The political battlefield is slowly shifting its sights from television to YouTube, reports the Omaha World Herald.
Iowa legislators posted videos of State Sen. Jack Kibbie, president of the Iowa Senate, as he introduced a resolution opposing the troop surge in Iraq. That may be pretty exciting stuff for a select few.
"We're putting our toe in the water here," said Rusty Martin, communications director for the Iowa Senate Democrats.
Iowa politicians aren't the first the use the medium to get the word out. Presidential candidates have posted commercials and press conferences online geared toward younger voters, and the price to post videos is right--free.

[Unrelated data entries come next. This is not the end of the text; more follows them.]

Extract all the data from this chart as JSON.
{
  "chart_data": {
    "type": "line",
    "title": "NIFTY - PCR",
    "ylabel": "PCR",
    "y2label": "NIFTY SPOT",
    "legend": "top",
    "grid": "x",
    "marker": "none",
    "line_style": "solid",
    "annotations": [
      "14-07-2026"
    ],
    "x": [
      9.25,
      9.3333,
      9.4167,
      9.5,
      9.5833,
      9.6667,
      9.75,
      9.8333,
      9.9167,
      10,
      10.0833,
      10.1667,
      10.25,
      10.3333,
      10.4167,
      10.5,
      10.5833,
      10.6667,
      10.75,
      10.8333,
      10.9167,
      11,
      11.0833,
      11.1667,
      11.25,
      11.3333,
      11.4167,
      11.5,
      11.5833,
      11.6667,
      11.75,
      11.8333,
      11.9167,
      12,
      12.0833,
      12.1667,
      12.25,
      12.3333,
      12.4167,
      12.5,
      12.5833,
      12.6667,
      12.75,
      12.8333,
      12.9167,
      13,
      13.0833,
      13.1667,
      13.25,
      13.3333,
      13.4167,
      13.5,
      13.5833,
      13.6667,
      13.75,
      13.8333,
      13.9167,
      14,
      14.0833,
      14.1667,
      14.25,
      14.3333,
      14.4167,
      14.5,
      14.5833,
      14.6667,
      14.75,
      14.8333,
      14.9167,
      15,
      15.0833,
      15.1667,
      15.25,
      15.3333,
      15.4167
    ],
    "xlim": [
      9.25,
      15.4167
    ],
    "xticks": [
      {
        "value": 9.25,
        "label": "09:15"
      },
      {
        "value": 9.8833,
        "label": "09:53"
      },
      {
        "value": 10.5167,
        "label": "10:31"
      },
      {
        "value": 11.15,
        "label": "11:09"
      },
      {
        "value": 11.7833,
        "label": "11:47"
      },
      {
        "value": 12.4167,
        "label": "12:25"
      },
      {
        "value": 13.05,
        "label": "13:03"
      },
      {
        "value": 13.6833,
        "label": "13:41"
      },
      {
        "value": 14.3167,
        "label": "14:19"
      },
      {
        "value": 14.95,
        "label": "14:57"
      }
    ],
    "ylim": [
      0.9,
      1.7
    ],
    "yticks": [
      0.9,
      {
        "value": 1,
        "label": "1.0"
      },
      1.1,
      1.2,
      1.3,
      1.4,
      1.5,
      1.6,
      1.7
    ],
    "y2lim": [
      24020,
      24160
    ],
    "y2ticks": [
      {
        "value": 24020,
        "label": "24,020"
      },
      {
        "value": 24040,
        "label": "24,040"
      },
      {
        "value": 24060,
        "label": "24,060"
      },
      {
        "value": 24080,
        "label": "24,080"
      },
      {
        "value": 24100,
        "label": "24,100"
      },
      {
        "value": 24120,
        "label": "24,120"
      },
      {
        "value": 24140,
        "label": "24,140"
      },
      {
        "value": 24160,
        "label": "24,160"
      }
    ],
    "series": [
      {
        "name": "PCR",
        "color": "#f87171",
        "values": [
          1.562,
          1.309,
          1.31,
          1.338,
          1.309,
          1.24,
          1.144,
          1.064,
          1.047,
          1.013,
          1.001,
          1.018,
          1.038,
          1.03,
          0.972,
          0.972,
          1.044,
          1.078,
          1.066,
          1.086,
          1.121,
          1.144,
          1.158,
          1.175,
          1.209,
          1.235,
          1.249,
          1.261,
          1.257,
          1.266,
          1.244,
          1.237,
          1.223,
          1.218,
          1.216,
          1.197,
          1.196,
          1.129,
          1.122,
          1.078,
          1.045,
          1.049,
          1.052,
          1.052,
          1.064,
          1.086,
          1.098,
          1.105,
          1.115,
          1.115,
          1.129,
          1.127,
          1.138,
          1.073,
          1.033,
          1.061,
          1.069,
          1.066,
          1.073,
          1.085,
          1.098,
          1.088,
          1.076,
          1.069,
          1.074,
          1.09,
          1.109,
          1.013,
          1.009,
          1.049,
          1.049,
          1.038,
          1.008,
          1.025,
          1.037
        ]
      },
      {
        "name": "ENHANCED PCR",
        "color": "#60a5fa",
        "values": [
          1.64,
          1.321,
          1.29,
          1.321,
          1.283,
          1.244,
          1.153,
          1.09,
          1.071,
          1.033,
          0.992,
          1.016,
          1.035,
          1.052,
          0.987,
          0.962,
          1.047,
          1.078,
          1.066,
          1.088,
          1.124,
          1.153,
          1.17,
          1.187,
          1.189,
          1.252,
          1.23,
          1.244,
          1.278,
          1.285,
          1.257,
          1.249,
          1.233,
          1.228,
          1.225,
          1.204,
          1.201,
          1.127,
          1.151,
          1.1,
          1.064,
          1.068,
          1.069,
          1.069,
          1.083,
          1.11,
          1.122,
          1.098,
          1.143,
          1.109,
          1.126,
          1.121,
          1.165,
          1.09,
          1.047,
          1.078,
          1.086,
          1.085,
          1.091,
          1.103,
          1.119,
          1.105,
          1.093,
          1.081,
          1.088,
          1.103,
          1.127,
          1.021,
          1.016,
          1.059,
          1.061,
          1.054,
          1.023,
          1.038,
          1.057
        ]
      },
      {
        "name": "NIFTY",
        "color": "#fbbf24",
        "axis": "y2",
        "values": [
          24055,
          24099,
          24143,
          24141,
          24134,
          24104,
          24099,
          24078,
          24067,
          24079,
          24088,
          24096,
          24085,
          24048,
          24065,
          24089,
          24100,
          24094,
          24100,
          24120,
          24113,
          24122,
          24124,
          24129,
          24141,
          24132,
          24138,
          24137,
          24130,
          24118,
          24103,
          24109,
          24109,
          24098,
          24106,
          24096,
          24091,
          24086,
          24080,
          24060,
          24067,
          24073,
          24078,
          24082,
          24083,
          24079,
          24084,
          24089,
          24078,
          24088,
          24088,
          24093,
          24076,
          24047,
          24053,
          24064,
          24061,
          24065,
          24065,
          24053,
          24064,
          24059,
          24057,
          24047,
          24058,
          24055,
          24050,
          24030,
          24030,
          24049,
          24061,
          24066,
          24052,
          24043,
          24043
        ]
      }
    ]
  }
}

"The Iowa Democrats are in control (of the Legislature) for the first time in more than 40 years, so they're trying to promote what they see as their achievements," political scientist Dianne Bystrom said of the use of YouTube.
Republicans in the Iowa Senate have discussed using YouTube, but they don't have plans to begin posting videos soon, said Kimberly Steenhoek, a spokeswoman for the Senate GOP.
It's no surprise that political postings have failed to garner the same amount of hits that say, a video of supermodel Carmen Electra falling down on the runway garnered (100,000 hits in less than 24 hours).
"The thing about most YouTube stuff is it's fairly innovative or funny," said Bystrom, director of the Carrie Chapman Catt Center for Women and Politics at Iowa State University. "It remains to be seen who is really going to look at the Senate videos."